The envelope still binds, though. A model too large to quantize into the device's memory, a task that needs a frontier-scale network, or a workload whose sustained compute would overrun the thermal budget cannot live entirely on the device. The next section takes up exactly that case: when the device alone is not enough, the computation is split, with the early layers running on-device and the rest offloaded to a nearby fog node or the cloud, a hybrid that keeps the locality of on-device inference where it can and reaches for more hardware only where it must. That is the subject of Section 34.4.
Because the memory line in Output 34.3.1 decides whether a model fits at all, the active frontier is pushing precision below four bits while holding accuracy. Weight-only schemes such as GPTQ and AWQ quantize large language models to 4-bit and 3-bit with small quality loss, and 2-bit and ternary lines including the BitNet b1.58 family (Ma et al., 2024) train models whose weights are natively low-bit rather than quantized after the fact, collapsing matrix multiplies into additions an NPU executes cheaply. In parallel, Apple, Google, and Microsoft ship small on-device foundation models (the Phi and Gemma-nano lines, on-device Apple Intelligence) engineered around exactly the runtime-plus-NPU stack of Figure 34.3.1. The open question is how far per-weight precision can fall before the calibration error of Code 34.3.1 stops being a one-percent admission price and starts changing what the model can do; the field is mapping that boundary now.

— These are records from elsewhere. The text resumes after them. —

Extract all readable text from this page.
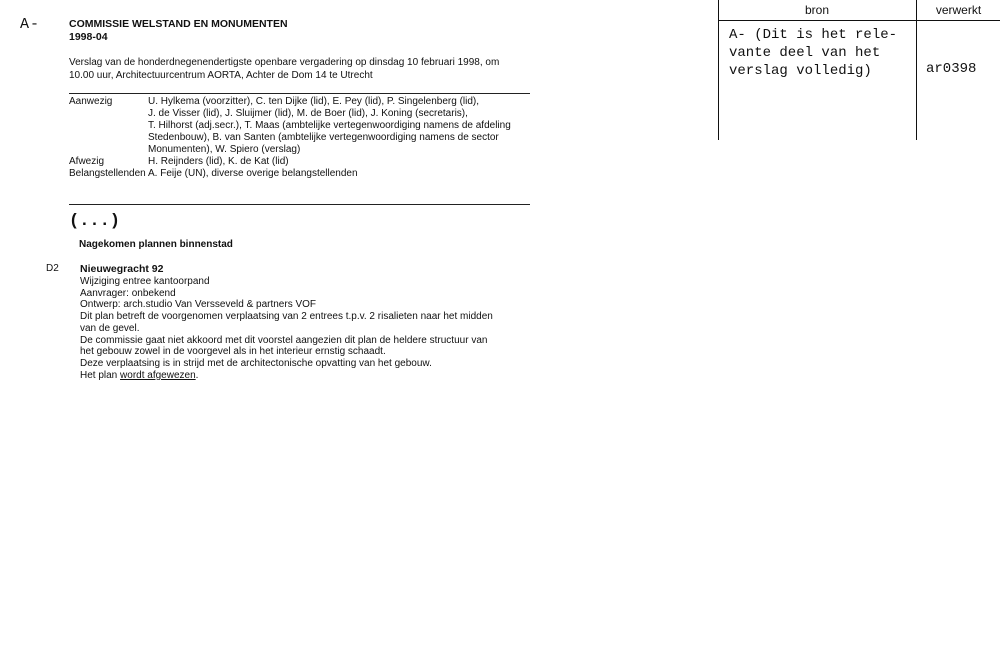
A-	COMMISSIE WELSTAND EN MONUMENTEN
1998-04
Verslag van de honderdnegenendertigste openbare vergadering op dinsdag 10 februari 1998, om
10.00 uur, Architectuurcentrum AORTA, Achter de Dom 14 te Utrecht
Aanwezig	U. Hylkema (voorzitter), C. ten Dijke (lid), E. Pey (lid), P. Singelenberg (lid),
J. de Visser (lid), J. Sluijmer (lid), M. de Boer (lid), J. Koning (secretaris),
T. Hilhorst (adj.secr.), T. Maas (ambtelijke vertegenwoordiging namens de afdeling
Stedenbouw), B. van Santen (ambtelijke vertegenwoordiging namens de sector
Monumenten), W. Spiero (verslag)
Afwezig	H. Reijnders (lid), K. de Kat (lid)
Belangstellenden A. Feije (UN), diverse overige belangstellenden
(...)
Nagekomen plannen binnenstad
D2 Nieuwegracht 92
Wijziging entree kantoorpand
Aanvrager: onbekend
Ontwerp: arch.studio Van Versseveld & partners VOF
Dit plan betreft de voorgenomen verplaatsing van 2 entrees t.p.v. 2 risalieten naar het midden
van de gevel.
De commissie gaat niet akkoord met dit voorstel aangezien dit plan de heldere structuur van
het gebouw zowel in de voorgevel als in het interieur ernstig schaadt.
Deze verplaatsing is in strijd met de architectonische opvatting van het gebouw.
Het plan wordt afgewezen.
bron	verwerkt
A- (Dit is het rele-
vante deel van het
verslag volledig)	ar0398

On a server, a model's cost shows up on an electricity bill the operator never personally feels. On a phone, the same model warms the device in the user's hand and the battery icon ticks down while they watch. It is the one deployment in this book where the end user pays the energy term of $E_{\text{infer}}$ directly, in heat and battery percent, which is why a runtime that wastes a few millijoules per inference gets noticed in a way no datacenter ever notices a stray watt.
A device grants an inference engine 2 GB of RAM, of which roughly 30 percent must be reserved for activations and the key-value cache. Using $\text{bytes} = P \cdot b/8$, decide whether each of the following fits the remaining weight budget, and if not, what compression would make it fit: (a) a 1.5-billion-parameter model in fp16; (b) the same model in int4; (c) a 7-billion-parameter model in int8; (d) a 7-billion-parameter model in int4. State for each which of the four constraints from Section 1 you used.
Code 34.3.1 uses one scale for the whole weight tensor. Modify it to use a separate scale per output channel (one scale per row of W), then recompute the reconstruction MAE and relative L2 error against the per-tensor version. Construct a weight matrix where one row has a much larger dynamic range than the others, and show that per-channel quantization reduces the error substantially while per-tensor does not. Explain in two sentences why mobile runtimes default to per-channel quantization for weights.
An assistant feature can run either on-device at 120 ms per query drawing 0.5 J, or as a server call with a 40 ms network round-trip plus 25 ms of server compute, at a server cost of \$0.0002 per query. For a feature invoked 50 times per day by 100 million users, compute the daily server cost of the cloud path and the daily energy drawn from each user's battery by the on-device path. Argue from these two numbers which path you would ship, and identify the single change to the workload (latency target, model size, or query volume) that would flip your decision. Relate your answer to the split-computing tradeoff of Section 34.4.